Schulen sind in sozialräumliche Kontexte eingebettet und werden durch die Sozialstruktur des Einzugsgebiets und die damit verbundene soziokulturelle Zusammensetzung der Lernenden geprägt. Dies kann förderlich sein, zum Beispiel durch vermehrte Einflüsse positiver Rollenmodelle ebenso wie durch informelle Lerngelegenheiten. Der Kontext kann aber auch ungünstig wirken, etwa durch fehlende Unterstützungsmöglichkeiten der Familie, Arbeitslosigkeit und erlebte Perspektivlosigkeit sowie durch Armutsverhältnisse, in denen Kinder und Jugendliche aufwachsen. Sie sind aufgrund ihrer Herkunft schlechter mit Kompetenzen und Verhaltensweisen ausgestattet, die an schulische Anforderungen anschließen. Darüber hinaus kann eine kaum durchmischte Zusammensetzung der Lerngruppe den Einfluss individueller Herkunftsvoraussetzung auf den Schulerfolg zusätzlich verstärken. Bildungsrisiken häufen sich insbesondere an Standorten mit hohem Urbanisierungsgrad in sozial segregierten Stadtteilen mit kumulativen Benachteiligungslagen der BewohnerInnen. Die Defizite zeigen sich oft in unterdurchschnittlichen Ergebnissen bei Vergleichsarbeiten.

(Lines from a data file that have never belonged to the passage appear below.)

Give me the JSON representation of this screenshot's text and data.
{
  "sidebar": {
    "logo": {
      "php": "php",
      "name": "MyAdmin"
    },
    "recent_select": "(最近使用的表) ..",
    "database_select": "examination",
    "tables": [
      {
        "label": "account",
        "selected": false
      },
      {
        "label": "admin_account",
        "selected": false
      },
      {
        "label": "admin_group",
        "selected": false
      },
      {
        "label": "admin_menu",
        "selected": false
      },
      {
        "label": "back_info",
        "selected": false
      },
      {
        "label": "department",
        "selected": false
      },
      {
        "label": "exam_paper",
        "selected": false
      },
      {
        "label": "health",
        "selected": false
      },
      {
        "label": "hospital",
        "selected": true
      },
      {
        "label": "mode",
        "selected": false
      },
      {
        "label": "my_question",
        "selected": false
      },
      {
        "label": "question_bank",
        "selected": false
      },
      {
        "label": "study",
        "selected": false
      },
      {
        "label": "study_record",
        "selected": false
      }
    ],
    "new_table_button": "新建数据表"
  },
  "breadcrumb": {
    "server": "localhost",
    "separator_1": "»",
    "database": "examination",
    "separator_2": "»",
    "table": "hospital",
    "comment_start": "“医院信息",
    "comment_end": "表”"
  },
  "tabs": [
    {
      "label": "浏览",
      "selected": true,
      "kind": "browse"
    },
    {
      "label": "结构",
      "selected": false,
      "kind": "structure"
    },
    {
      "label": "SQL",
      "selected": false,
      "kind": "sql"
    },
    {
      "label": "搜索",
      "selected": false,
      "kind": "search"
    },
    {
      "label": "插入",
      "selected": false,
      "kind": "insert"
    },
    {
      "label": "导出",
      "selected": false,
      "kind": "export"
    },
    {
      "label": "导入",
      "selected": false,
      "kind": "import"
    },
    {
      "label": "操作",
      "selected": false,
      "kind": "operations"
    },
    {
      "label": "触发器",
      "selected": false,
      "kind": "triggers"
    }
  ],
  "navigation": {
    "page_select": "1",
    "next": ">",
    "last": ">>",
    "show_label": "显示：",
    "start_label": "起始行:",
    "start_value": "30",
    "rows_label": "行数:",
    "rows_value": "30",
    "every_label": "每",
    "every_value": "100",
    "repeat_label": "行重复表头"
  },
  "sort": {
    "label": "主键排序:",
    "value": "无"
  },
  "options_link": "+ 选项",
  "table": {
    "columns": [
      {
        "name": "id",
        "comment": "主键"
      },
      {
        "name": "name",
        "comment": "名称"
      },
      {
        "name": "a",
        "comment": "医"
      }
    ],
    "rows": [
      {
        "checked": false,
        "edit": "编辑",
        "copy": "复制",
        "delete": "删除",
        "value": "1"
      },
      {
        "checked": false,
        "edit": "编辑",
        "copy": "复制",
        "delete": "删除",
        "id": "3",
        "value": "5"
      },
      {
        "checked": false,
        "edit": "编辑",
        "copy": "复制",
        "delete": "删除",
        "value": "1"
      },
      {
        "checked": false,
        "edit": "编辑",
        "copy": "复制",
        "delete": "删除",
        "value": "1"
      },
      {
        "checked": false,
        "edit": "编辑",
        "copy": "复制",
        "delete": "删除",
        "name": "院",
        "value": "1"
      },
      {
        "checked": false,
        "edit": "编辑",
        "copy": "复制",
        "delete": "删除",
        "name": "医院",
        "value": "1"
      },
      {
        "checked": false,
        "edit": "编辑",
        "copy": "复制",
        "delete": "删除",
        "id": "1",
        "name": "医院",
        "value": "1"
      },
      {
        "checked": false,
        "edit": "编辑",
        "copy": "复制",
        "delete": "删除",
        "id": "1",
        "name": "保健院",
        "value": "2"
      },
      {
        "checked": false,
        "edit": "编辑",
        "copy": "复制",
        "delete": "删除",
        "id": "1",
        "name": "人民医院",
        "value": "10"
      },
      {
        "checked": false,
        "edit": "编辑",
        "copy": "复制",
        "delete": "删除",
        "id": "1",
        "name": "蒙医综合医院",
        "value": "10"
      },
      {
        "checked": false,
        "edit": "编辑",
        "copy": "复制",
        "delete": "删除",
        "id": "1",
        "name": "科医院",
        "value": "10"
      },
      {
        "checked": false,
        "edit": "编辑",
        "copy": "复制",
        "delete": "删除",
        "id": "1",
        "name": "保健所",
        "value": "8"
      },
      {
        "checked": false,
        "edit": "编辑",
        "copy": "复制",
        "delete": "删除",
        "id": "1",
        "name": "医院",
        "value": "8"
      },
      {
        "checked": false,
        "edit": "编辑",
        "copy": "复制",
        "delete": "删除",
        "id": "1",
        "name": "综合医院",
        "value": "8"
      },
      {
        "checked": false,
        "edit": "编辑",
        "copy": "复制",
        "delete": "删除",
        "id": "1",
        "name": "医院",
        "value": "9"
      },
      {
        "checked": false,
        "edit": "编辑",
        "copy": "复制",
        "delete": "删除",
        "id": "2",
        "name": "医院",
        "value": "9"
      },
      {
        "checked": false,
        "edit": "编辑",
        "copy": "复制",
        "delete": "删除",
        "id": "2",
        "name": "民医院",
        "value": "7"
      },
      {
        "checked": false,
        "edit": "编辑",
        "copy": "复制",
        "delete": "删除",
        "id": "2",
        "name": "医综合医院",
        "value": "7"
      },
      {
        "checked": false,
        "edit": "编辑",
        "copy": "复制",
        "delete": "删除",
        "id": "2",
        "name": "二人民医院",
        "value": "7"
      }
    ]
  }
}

Schulen müssen gegensteuern und Bildungsgerechtigkeit herstellen

Schulen an solchen Standorten sind besonders gefordert, fehlende individuelle Ressourcen und wechselseitige Anregung in den Lerngruppen materiell, sozial und emotional auszugleichen sowie kulturelle Passungsprobleme zu reflektieren. Ebenso müssen sie durch Weiterentwicklung der Schulorganisation und -kultur sowie durch die adaptive Gestaltung des Unterrichts darauf reagieren. Studien zeigen, dass es Schulen in benachteiligter Lage gibt, die dennoch erfolgreich arbeiten. Sie sind zum Beispiel dadurch gekennzeichnet, dass sie den expliziten, durch die Schulleitung getragenen Anspruch haben, in einer geordneten, konsistent gestalteten Lernumgebung eine positive SchülerInnen-LehrerInnen-Beziehung herzustellen. Diese ist potenzial- sowie chancenorientiert und zugleich von hohen Leistungserwartungen und einem damit verbundenen Zutrauen in die Leistungsfähigkeit der SchülerInnen geprägt. Parallel gelingt es, eigene Denkaktivitäten und Konstruktionen und den diskursiven Umgang mit Fehlern ebenso zu fördern wie die Fähigkeit, den eigenen Lernprozess zu regulieren.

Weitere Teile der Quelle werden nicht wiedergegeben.